REPUBLIKA.CO.ID,Butiran legam itu pada suatu masa adalah permata bagi perusahaan multinasional (MNC) Belanda, VOC. Perdagangan kopi dunia pada awal abad ke-17 menggiurkan bagi VOC yang kemudian mempunyai ide untuk menanam kopi di nusantara.
Pada 1699, VOC mengirimkan bibit kopi ke Pulau Jawa untuk ditanam di Sukabumi dan Bogor. Saat itu, jenis kopi yang dikembangkan di Indonesia adalah jenis arabica yang didatangkan langsung dari Yaman.
Beberapa tahun sesudahnya, tepatnya pada 1711, VOC pertama kalinya mengekspor kopi ke daratan Eropa daratan, berkat sistem tanam paksa yang memakan ribuan korban jiwa.
Karena otak dagang VOC, Indonesia hingga kini menjadi penghasil kopi yang dikenal di dunia. Hingga kini, Indonesia adalah penghasil kopi terbesar ketiga di dunia setelah Brasil dan Vietnam. Karena kontribusi kopi nusantara pula, VOC mampu memonopoli perdagangan global kopi pada kurun 1725- 1780.
Pada 1860, Douwes Dekker dalam buku Max Havelaar and The Coffee Auctions of The Dutch Trading Company membelalakkan publik Eropa dengan membeberkan praktik perkebunan kopi di Indonesia. Tetapi, sat itu dilema bagi Pemerintah Belanda. Konon, pada satu masa, kontribusi perdagangan komoditas kopi dari wilayah Hindia Belanda menyumbang sampai 30 persen dari produk domestik bruto (PDB) Kerajaan Belanda.
Pada permulaan abad ke-20 perkebunan kopi di Indonesia mulai terserang hama dan hampir memusnahkan seluruh tanaman kopi. Akhirnya, pemerintah penjajahan Belanda memutuskan untuk mencoba menggantinya dengan jenis kopi yang lebih kuat terhadap serangan penyakit, yaitu kopi liberika dan ekselsa.
Sebelum Perang Dunia II, di Jawa Tengah terdapat jalur rel kereta api yang digunakan untuk mengangkut kopi, gula, merica, teh, dan tembakau ke Semarang untuk kemudian diangkut dengan kapal laut. Kopi yang ditanam di Jawa Tengah umumnya adalah kopi arabica.

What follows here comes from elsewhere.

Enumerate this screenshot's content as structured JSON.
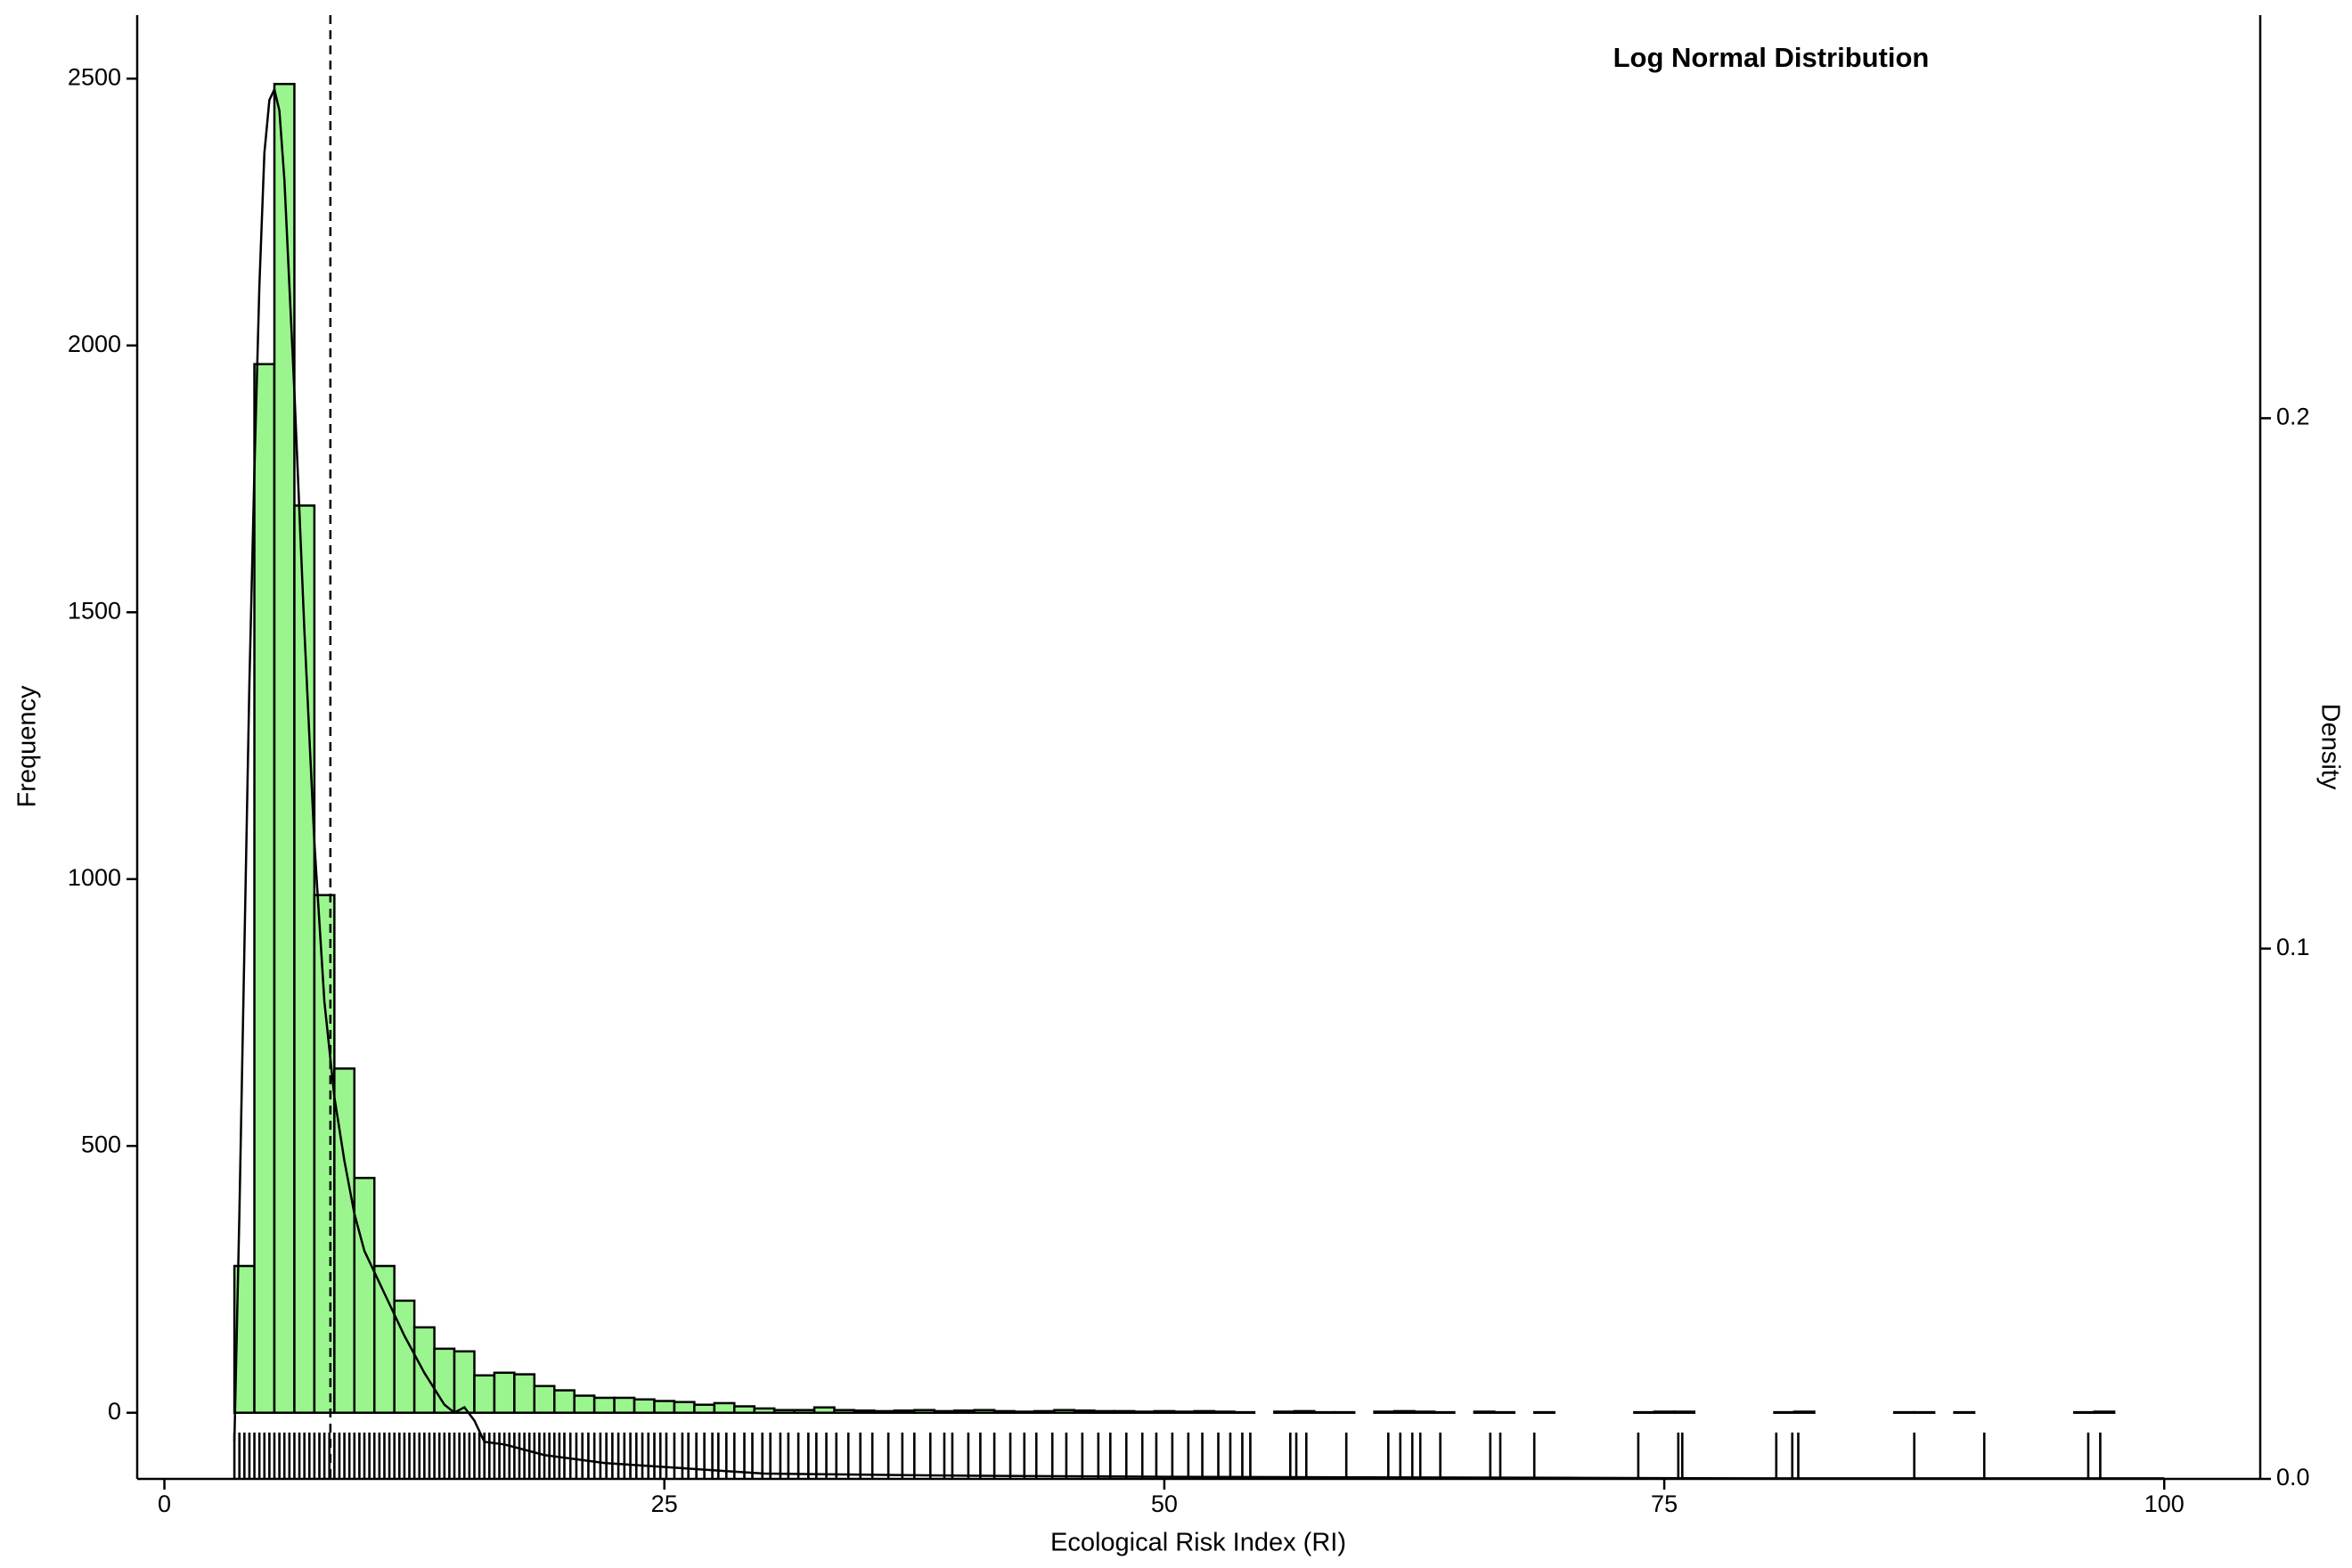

Di daerah pegunungan dari Jember hingga Banyuwangi terdapat banyak perkebunan kopi arabica dan robusta. Kopi robusta tumbuh di daerah rendah sedangkan kopi arabica tumbuh di daerah tinggi. Setelah kemerdekaan, banyak perkebunan kopi yang diambil alih oleh pemerintah yang baru atau ditinggalkan. Saat ini, sekitar 92 persen produksi kopi berada di bawah petani-petani kecil atau koperasi.